Heart disease describes a range of conditions that affect your heart. Today it seems about everything has been shown to lead to heart disease. Heart disease is a leading cause of death in women.
Of course smoking is bad for you, as is high blood pressure. There's even mounting evidence that psychosocial factors can cause heart problems. A new study demonstrates how traumatic experiences can affect vascular health and, ultimately, heart disease. The study results will be presented during The North American Menopause Society (NAMS) Annual Meeting in Philadelphia, October 11-14.
According to the American Heart Association, every minute in the US someone's mother, wife, daughter, or sister dies from a form a heart disease. To date, little research has been done to study the impact of traumatic experiences on vascular health as a precursor to heart disease.

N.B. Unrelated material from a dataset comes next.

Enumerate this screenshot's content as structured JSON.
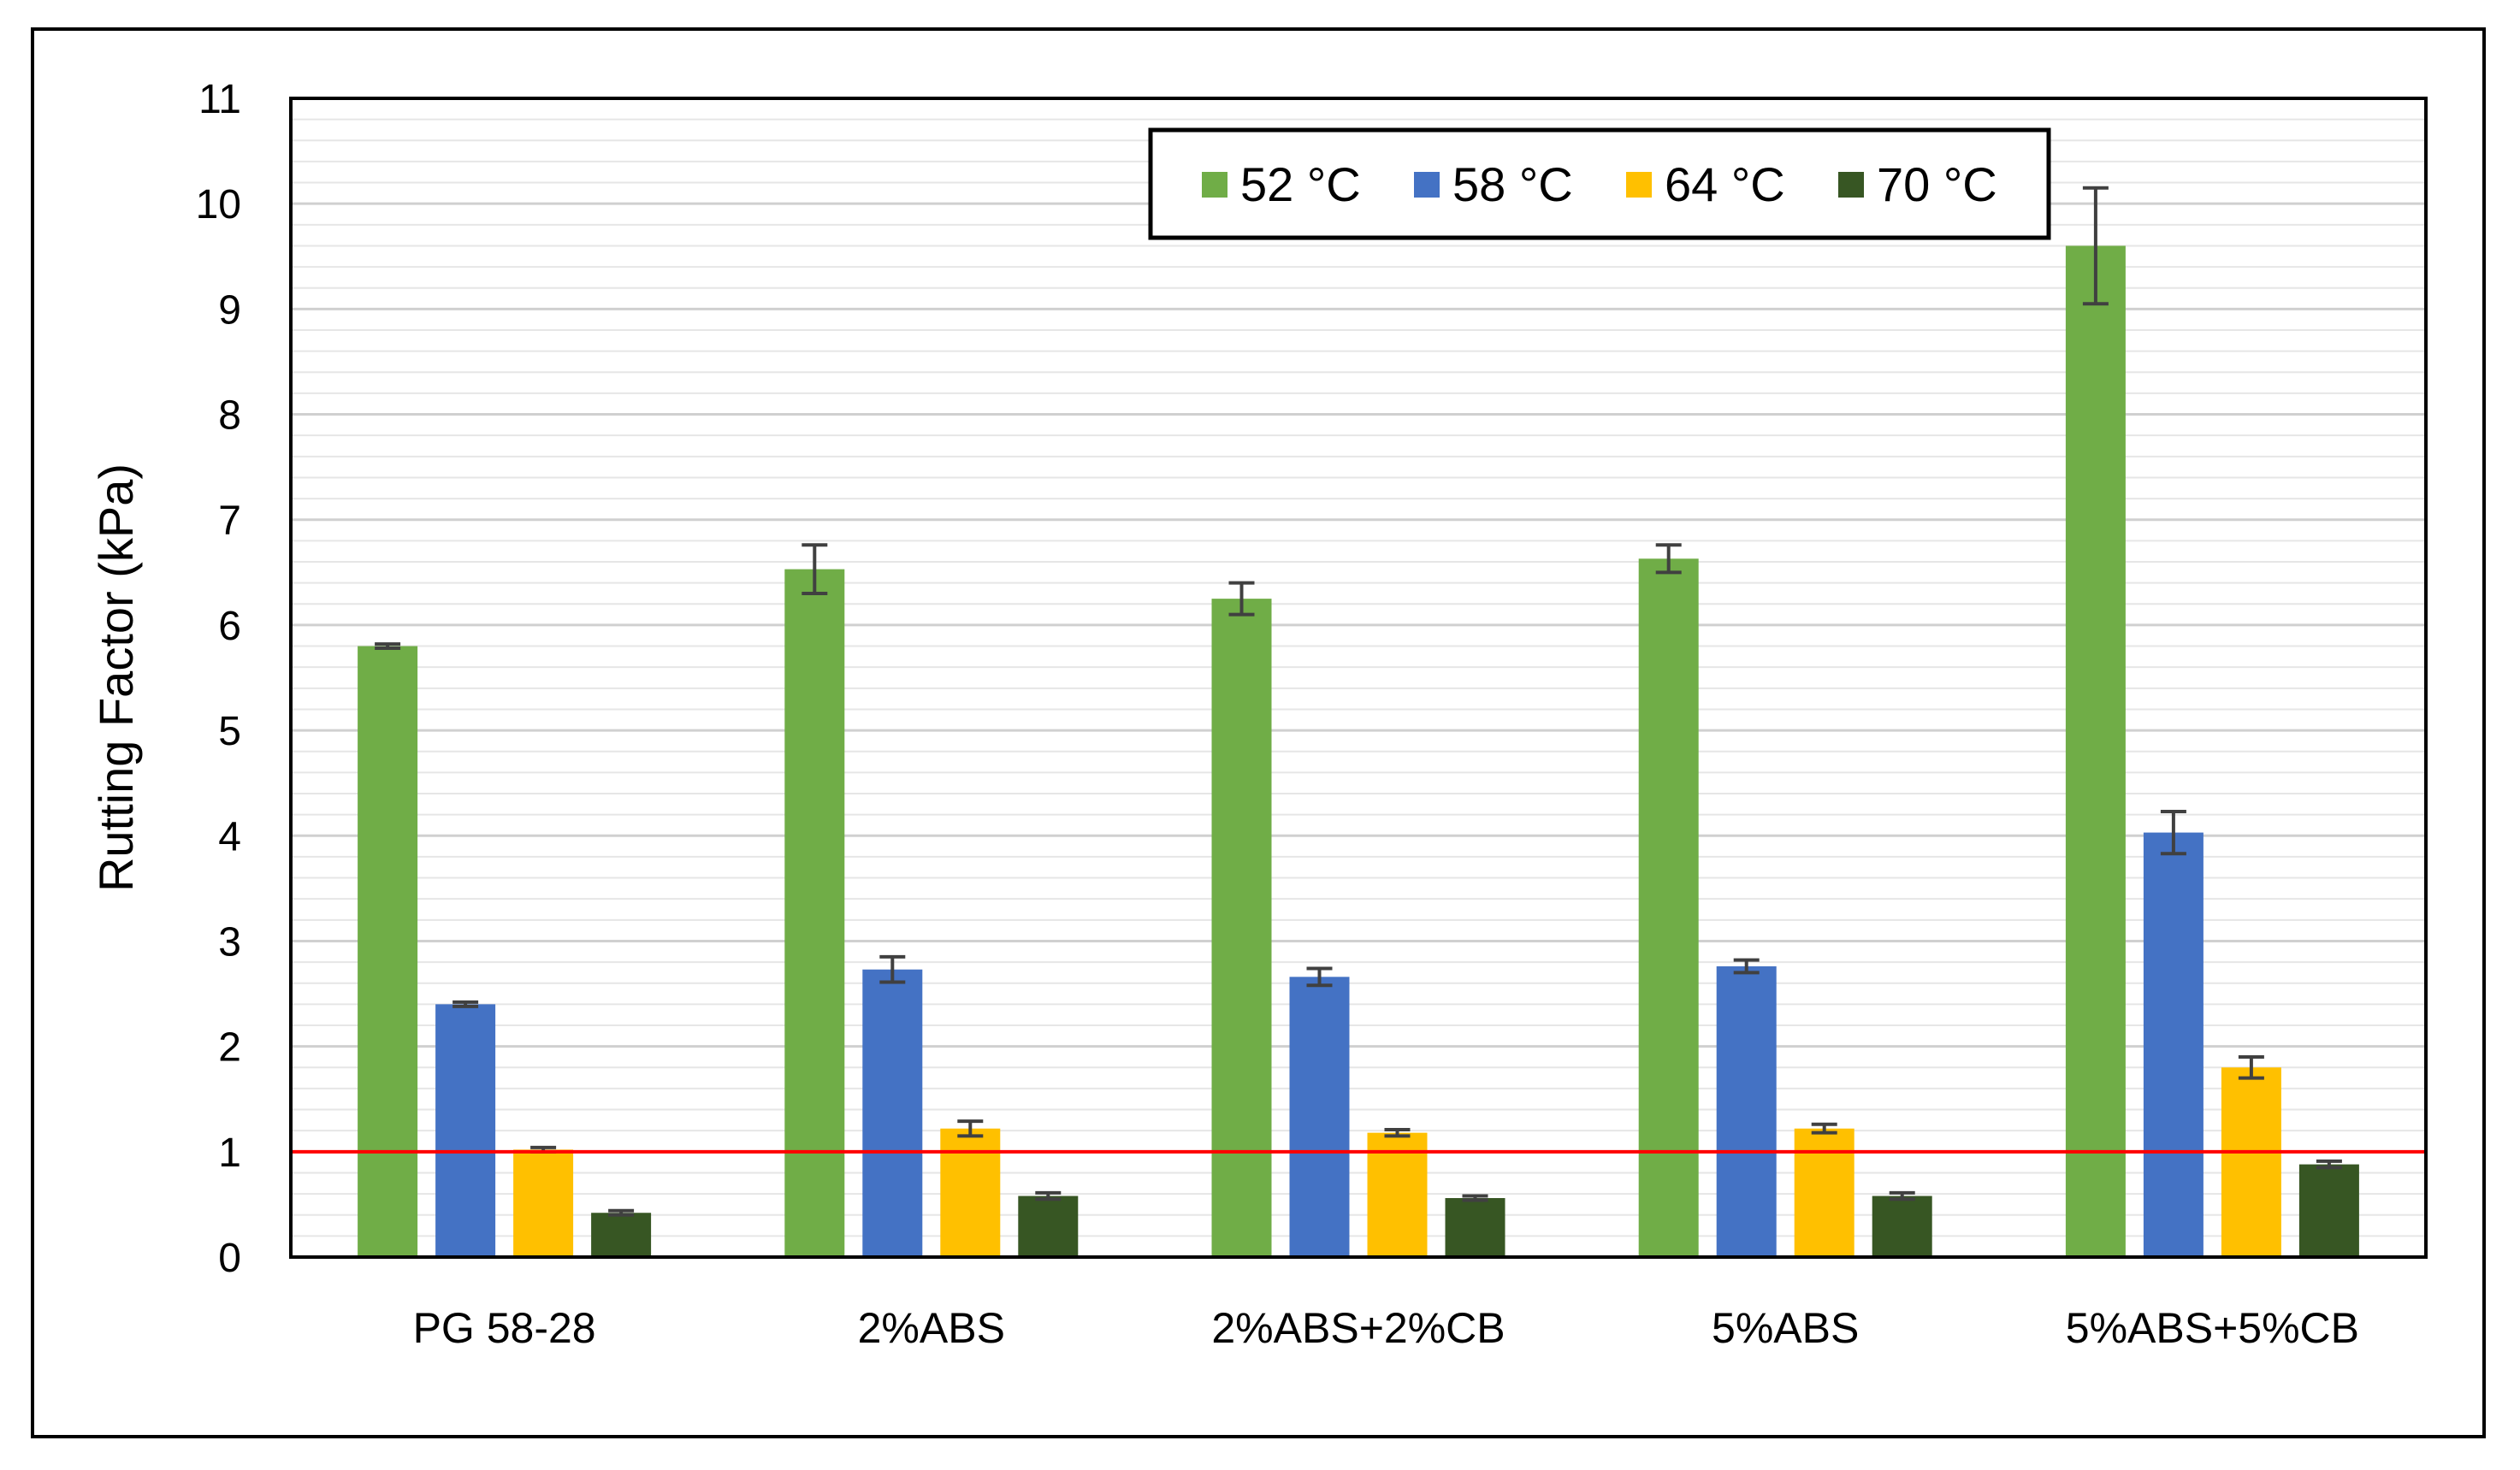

Even less work has focused on this relationship during the menopause transition when the risk of heart disease is naturally increasing, along with deteriorating endothelial function. (The endothelium is the inner lining of the heart and blood vessels.)
"These findings underscore the importance of psychosocial factors, such as trauma exposure, in the development of heart disease risk in midlife women," says Dr. Rebecca Thurston, lead author of the study from the University of Pittsburgh, School of Medicine.
"Given the large percentage of postmenopausal women affected by heart disease, this is an important study that should remind healthcare providers of the need to thoroughly discuss a woman's history beyond simply asking about her physical health," says Dr. JoAnn Pinkerton, NAMS executive director."